Trauma model practitioners pay lip service to the antecedents of trauma. Prominent authors even co-opt object relations theories without crediting them, and repackage (reframe in the jargon of the field) personality disorder as something like developmental or relational trauma. A good example is featured in Barbara Steffens’ Your Sexually Addicted Spouse, whose target readership is evident by the title. In her text, Steffens describes PTSD as “something that can last a lifetime”, and that relationship trauma entails “painful coping mechanisms ingrained in personalities” Study the work of Klein, Fairbairn, Mahler, Winnicott, Masterson or Kohut and you’d hear the echo of their theories in such pop psychology literature: that psychic pain is integrated into personality over time, generating a disordered self in which such pain is habitually defended against in relationship.
But again, while trauma model educators pay lip service to old patterns, they mostly ignore it in treatment. The reasons are two-fold: A.) Treatment doesn’t last very long in this model. It’s a two week stay in a group home of some kind, or an eight-week course at your nearby hospital. B.) Discussion of problems is intellectual, academic—therapy as education. You’re given homework, even, to solidify the association with school. This is organizing, some say. Stabilizing for the unsafe person who cannot, it is presumed, manage complexity, the uncertainty of not knowing more deeply why something is happening. They are unable to weigh or contemplate their own mind alongside those of others, which are similarly complex, and implicitly dangerous. This danger is cast as objective reality, and anyone who says otherwise is “gaslighting”. Thus, treatment prioritizes affect regulation techniques and procedures, not the contemplation of self and other; it advises the practice of coping skills, self-care activities—all of which is worthy, actually, as adjuncts to growth. Meanwhile, the model’s adherents suggest that the afflicted let go of the actions, opinions, even the feelings of difficult others, while attaching labels. Fuller contemplation is put off until some ambiguously later time, when the person may be deemed ready. I think that readiness is seldom achieved. Time passes. It doesn’t so much heal as fossilize thoughts about self and other. What’s difficult to let go of are the pat understandings imparted by practitioners who recycle the same lessons in one short-term treatment episode after another.

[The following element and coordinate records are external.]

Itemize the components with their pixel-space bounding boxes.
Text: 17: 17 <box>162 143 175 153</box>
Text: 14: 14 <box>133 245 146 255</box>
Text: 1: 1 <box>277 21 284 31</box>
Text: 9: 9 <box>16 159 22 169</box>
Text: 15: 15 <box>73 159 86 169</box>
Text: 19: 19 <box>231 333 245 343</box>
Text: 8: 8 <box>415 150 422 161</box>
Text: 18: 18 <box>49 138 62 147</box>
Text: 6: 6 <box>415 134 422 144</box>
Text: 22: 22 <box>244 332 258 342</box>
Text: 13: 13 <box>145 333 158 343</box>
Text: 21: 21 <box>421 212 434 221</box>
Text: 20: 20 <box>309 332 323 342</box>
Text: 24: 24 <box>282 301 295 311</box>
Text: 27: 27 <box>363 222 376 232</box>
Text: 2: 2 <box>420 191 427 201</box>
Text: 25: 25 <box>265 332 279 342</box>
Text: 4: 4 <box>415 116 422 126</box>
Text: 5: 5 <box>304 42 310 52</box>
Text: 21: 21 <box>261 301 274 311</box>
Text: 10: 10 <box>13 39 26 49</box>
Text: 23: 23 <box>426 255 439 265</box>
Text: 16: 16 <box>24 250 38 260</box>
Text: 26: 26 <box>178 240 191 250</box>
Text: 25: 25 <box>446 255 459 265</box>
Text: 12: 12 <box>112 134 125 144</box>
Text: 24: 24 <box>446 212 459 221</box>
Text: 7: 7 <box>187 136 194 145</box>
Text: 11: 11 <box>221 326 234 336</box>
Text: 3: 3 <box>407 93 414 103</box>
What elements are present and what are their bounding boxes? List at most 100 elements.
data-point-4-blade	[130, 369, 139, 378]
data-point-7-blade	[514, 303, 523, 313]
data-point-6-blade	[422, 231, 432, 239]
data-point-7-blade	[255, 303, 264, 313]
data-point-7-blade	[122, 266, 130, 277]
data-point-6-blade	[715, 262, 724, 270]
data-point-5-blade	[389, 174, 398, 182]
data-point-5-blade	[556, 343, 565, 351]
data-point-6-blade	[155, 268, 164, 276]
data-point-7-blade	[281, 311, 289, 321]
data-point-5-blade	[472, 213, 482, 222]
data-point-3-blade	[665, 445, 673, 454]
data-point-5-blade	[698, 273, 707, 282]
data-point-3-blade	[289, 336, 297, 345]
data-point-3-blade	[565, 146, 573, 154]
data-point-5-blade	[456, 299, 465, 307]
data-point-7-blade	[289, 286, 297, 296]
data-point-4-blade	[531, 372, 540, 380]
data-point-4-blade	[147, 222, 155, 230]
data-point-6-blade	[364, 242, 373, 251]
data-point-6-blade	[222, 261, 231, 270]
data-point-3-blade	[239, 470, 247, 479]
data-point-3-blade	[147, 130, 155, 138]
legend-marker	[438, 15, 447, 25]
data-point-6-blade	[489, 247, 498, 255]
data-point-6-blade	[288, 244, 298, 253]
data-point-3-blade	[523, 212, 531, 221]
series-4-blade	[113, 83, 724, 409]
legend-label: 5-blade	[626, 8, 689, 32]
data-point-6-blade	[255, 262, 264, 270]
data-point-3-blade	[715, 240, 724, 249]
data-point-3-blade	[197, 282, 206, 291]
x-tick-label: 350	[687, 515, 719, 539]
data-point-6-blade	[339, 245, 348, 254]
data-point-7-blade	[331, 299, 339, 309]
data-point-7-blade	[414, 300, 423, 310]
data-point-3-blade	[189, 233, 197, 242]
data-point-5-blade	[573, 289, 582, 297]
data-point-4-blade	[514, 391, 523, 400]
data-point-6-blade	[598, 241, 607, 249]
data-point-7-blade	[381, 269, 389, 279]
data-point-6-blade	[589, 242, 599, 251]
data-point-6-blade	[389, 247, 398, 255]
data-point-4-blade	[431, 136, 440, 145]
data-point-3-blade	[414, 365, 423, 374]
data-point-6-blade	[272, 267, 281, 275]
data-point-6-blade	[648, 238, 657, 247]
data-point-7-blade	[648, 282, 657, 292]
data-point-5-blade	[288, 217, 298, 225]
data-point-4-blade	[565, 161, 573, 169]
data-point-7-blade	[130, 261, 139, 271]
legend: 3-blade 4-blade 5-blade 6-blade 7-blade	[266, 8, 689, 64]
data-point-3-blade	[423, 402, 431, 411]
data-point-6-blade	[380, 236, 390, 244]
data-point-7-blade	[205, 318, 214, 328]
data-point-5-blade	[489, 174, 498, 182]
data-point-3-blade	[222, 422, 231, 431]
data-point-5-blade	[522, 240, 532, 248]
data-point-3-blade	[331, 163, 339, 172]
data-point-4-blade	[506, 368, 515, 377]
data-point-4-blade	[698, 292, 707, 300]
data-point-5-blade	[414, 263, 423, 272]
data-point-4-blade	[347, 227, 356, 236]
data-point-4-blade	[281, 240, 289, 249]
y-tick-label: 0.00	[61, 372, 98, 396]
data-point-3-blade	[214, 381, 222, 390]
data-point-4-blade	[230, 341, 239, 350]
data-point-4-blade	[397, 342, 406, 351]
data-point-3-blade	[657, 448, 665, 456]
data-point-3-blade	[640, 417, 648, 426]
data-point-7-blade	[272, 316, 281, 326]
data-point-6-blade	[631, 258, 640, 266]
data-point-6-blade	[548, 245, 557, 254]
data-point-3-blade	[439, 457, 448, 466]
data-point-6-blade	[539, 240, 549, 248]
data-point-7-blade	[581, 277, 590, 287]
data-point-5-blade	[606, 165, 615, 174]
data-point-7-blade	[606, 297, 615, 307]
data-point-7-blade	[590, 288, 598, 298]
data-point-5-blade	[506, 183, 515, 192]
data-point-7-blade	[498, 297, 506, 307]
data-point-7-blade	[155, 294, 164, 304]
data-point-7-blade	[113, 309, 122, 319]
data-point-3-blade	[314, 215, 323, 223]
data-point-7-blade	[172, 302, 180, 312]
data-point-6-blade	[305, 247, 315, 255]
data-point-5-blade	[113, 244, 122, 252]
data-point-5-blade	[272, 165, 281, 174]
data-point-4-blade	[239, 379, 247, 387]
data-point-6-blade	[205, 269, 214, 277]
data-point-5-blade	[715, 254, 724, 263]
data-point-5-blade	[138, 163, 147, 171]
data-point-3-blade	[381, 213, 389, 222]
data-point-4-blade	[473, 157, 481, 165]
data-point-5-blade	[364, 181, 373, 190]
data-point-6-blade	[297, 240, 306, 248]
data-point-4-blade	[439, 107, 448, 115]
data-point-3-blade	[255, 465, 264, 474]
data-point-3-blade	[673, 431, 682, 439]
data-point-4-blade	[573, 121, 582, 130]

In a longer-term therapy model, individuals inhabit their adult roles and live their lives as opposed to dropping out of society and going to school. They are challenged to do more than learn how to self-soothe or calm down, or take time-outs when mad, or to leave that bad relationship that your friends all think is wrong, only to start another one that’s similar because you haven’t learned what you got from that bad relationship. Instead, some learn (or are challenged to learn) to hang out with confusion, the grey areas of day-to-day life; to tolerate discomfort, stay with the difficult, as Masterson was once quoted as saying. Reality is learning about one’s own mind and being open to those of others, especially those that are not so easy to detach from: bosses, spouses, children; the memory of those absent but still profoundly influential.
What’s your pain today? Who or what do you want to blame, talk about instead of understand; focus on instead of yourself? Do you really know what your pain is about, what it’s backstory is—it’s underpinning? Do you think you really know the story of others? I know. It’s not what you (I’m) thinking.